A “Spider” is a computer program. The Spider goes to different websites, explores, finds new things, and makes notes. When finished, it’s notes are organised in to files describing everything it has seen.
The next step is “Word Embedding”. A complicated topic! Word embedding creates a map, with coordinates, and puts each word on the map in it’s own location. Artificial Intelligence research from written language translation websites is used. English words that have a similar meaning, are grouped in to close areas on the map. This is important! Similar ideas are in similar areas in the map.

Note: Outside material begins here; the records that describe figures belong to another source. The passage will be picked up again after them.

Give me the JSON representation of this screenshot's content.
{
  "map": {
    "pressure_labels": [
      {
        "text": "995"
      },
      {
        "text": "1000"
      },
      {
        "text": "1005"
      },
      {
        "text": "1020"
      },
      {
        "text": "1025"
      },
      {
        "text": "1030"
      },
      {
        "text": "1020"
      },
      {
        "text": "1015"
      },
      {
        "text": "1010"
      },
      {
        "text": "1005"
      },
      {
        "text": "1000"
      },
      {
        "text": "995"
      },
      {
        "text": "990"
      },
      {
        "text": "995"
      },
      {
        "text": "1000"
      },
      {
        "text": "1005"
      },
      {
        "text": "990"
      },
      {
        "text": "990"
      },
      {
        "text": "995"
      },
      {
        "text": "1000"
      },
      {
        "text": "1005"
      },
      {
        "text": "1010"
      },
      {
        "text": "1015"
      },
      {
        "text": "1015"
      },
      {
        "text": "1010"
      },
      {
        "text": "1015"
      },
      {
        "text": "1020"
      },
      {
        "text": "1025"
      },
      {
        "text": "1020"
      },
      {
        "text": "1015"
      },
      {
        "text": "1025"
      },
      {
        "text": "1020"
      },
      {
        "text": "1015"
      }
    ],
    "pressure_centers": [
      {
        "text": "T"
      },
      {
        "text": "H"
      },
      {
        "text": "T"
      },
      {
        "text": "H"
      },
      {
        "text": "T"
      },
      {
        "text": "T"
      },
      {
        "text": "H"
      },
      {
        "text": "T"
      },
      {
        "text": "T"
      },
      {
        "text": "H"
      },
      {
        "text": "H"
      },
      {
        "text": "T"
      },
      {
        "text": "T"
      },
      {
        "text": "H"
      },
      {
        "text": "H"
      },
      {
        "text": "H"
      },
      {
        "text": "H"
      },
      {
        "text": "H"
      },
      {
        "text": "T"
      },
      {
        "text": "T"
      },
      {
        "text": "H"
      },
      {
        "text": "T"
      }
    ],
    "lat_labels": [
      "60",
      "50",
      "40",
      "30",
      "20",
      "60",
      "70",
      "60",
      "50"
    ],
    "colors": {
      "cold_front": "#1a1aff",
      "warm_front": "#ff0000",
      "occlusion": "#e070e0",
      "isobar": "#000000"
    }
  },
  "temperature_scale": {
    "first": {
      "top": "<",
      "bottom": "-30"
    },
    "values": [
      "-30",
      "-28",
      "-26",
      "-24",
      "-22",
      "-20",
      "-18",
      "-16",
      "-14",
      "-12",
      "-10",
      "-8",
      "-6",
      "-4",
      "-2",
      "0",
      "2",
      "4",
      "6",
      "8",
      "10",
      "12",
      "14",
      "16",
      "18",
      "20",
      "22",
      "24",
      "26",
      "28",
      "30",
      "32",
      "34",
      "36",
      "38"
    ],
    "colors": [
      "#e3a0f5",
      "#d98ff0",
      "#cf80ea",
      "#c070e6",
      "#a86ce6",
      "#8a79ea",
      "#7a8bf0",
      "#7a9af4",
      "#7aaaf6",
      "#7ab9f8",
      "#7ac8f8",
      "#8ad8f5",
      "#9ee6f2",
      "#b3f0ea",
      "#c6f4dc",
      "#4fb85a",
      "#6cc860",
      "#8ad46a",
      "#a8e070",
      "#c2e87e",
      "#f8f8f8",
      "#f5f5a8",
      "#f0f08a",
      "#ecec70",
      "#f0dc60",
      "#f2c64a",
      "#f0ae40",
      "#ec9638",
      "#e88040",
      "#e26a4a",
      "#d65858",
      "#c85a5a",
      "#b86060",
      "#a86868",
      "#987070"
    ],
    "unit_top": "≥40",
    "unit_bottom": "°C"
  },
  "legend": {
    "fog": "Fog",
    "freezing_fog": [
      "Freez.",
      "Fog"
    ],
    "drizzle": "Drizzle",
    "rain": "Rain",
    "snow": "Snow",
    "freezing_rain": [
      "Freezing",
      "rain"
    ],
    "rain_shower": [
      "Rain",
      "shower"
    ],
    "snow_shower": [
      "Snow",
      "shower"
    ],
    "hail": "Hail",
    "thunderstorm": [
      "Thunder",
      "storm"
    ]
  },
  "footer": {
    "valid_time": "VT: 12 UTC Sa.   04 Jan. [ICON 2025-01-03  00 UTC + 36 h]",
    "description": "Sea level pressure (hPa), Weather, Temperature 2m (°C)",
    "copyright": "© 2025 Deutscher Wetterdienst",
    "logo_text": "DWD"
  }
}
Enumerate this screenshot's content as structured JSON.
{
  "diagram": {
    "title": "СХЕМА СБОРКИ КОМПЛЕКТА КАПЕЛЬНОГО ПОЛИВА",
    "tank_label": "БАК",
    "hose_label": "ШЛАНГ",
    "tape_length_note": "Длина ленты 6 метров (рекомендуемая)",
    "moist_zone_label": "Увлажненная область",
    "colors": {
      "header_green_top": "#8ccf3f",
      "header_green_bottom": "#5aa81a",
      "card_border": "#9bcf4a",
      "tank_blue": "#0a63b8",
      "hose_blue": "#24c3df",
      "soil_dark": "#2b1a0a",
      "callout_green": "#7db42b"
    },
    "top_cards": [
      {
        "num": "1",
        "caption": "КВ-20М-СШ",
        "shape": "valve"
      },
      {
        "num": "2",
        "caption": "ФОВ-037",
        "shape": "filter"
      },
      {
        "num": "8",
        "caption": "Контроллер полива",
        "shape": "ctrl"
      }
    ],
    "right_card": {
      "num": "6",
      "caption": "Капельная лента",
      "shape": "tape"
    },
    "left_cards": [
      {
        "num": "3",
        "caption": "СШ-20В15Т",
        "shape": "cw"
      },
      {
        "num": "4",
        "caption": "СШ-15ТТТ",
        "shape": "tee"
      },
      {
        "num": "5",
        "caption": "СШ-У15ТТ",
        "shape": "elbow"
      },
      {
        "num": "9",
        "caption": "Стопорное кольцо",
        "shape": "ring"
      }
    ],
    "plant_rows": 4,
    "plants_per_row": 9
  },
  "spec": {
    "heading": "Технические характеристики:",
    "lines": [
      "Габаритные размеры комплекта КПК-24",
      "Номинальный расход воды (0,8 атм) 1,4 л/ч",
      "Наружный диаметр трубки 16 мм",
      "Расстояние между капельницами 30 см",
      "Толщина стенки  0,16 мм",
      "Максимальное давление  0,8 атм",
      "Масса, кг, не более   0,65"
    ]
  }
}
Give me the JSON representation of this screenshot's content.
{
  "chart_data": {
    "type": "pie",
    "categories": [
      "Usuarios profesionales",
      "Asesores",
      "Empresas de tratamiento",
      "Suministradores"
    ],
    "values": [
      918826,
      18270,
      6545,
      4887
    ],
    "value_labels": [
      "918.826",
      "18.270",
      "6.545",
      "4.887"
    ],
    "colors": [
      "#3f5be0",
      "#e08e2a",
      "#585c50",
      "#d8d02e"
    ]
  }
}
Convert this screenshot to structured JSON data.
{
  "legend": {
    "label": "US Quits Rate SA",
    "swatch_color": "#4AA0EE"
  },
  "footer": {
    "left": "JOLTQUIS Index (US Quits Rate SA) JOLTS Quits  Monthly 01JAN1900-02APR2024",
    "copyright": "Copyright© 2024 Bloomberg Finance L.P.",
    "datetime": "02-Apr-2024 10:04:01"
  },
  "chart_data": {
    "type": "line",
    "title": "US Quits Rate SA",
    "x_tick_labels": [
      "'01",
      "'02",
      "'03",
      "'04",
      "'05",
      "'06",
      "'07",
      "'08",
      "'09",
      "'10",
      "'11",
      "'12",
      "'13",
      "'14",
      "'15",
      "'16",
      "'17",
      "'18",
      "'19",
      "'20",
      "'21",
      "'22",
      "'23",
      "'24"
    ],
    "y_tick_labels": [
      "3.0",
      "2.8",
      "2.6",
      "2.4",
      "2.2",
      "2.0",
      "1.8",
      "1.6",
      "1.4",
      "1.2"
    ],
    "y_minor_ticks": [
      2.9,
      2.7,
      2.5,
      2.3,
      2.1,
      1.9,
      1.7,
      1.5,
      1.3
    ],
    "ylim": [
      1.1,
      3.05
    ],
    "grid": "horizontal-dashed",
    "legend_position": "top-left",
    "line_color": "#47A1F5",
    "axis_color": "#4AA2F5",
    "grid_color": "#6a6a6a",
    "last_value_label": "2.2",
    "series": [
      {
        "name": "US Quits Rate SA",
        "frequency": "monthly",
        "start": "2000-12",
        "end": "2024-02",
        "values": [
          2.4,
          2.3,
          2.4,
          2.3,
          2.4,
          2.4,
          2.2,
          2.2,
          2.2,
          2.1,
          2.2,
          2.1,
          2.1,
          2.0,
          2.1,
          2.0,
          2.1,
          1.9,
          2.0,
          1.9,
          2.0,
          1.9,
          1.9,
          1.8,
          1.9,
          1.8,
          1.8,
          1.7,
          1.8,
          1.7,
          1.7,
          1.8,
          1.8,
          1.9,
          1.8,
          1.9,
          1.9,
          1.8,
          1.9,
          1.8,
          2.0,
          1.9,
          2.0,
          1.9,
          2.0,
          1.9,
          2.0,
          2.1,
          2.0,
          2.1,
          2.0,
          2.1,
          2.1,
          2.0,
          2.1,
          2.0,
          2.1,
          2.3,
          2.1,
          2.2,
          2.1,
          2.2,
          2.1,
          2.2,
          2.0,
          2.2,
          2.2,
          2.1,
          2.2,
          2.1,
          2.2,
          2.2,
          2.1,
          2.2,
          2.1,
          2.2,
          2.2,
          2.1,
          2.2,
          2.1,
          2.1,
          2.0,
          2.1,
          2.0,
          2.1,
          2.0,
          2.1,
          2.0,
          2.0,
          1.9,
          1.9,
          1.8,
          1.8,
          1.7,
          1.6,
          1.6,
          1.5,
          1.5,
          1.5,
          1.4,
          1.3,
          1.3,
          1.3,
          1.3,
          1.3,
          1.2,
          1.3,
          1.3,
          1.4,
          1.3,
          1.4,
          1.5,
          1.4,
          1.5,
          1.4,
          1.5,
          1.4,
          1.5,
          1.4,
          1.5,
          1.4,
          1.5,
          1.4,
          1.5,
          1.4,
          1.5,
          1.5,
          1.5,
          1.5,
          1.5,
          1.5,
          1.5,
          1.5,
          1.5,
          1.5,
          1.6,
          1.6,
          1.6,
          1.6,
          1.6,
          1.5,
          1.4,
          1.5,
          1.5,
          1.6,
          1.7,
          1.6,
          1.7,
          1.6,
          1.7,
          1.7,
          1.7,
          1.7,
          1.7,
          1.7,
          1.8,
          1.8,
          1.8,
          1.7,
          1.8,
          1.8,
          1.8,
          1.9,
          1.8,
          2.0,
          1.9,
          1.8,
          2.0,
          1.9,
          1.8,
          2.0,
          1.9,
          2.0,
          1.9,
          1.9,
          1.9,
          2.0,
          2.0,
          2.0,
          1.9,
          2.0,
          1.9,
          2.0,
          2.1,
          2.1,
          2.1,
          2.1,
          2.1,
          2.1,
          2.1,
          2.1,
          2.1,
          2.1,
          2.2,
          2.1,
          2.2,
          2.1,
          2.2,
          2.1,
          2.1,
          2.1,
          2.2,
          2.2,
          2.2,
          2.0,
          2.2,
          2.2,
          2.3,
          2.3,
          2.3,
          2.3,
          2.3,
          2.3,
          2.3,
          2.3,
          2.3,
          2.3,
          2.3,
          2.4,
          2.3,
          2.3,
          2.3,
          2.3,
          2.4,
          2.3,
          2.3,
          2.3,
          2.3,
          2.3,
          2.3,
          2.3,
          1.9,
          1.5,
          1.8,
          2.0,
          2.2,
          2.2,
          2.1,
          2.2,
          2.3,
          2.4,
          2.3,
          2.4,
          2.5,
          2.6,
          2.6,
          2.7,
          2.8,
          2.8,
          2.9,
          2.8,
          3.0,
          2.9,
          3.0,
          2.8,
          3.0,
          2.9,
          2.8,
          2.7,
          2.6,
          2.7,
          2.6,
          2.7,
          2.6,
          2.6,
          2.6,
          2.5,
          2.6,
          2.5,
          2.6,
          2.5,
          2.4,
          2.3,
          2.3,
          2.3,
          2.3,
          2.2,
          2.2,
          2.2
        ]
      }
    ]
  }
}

When you search for a word, your computer does this:
- Download a map of all the signs the spider found, and what kind of meaning they have
- Look at the Word Embedding map, and find the word you searched for, remembering the location
- Check every sign, and see how close it’s meaning is, to the word you entered, by how far away they are on the map
- Make a list, organised so the closest signs are at the top
- Download small videos and descriptions, and create the webpage, with results listed down the page
Privacy and Tracking
We use a program called Fathom to see how many people use this website, and to find out what website they came from if they clicked a link to come here. When you do a search, we don’t find out what words you typed in to the search box. We might be able to guess what kind of thing you were looking at, by seeing which search results your computer downloaded, but we don’t know exactly what you wrote. We don’t send your information to Google or Facebook at all, but if you come here using one of their apps like Google Chrome or Facebook App, they might be able to track you while you use their app.
Open Source and Dataset
Find Sign is open source (mostly with Unlicense software license). You can get the source code at GitHub.
Find Sign indexes copyright data, so the dataset is not open source, but it is open access. You can download an up to date copy of Find Sign’s dataset using a BitTorrent app that supports webseed (most do!) by using the automatically generated datasets.torrent. If you download the GitHub repository, and add the datasets folder from the torrent, and run it from a regular static http server, you should have a fully functioning local copy of Find Sign including a full copy of the search index.
You should be able to easily reconfigure the spider to index other SignBank based sign language dictionary websites, or index instagram and youtube sources. Take a look at the spider code for examples of how to build custom spiders to index other websites.
If you just want to ingest the search index, a reasonable approach is to download the datasets torrent, and read through all the json files in the def folder. These files are regular json files, sharded by some hashing, but easy to index in to another search index. paths to video files are relative to the path to the folder containing the index.bin file.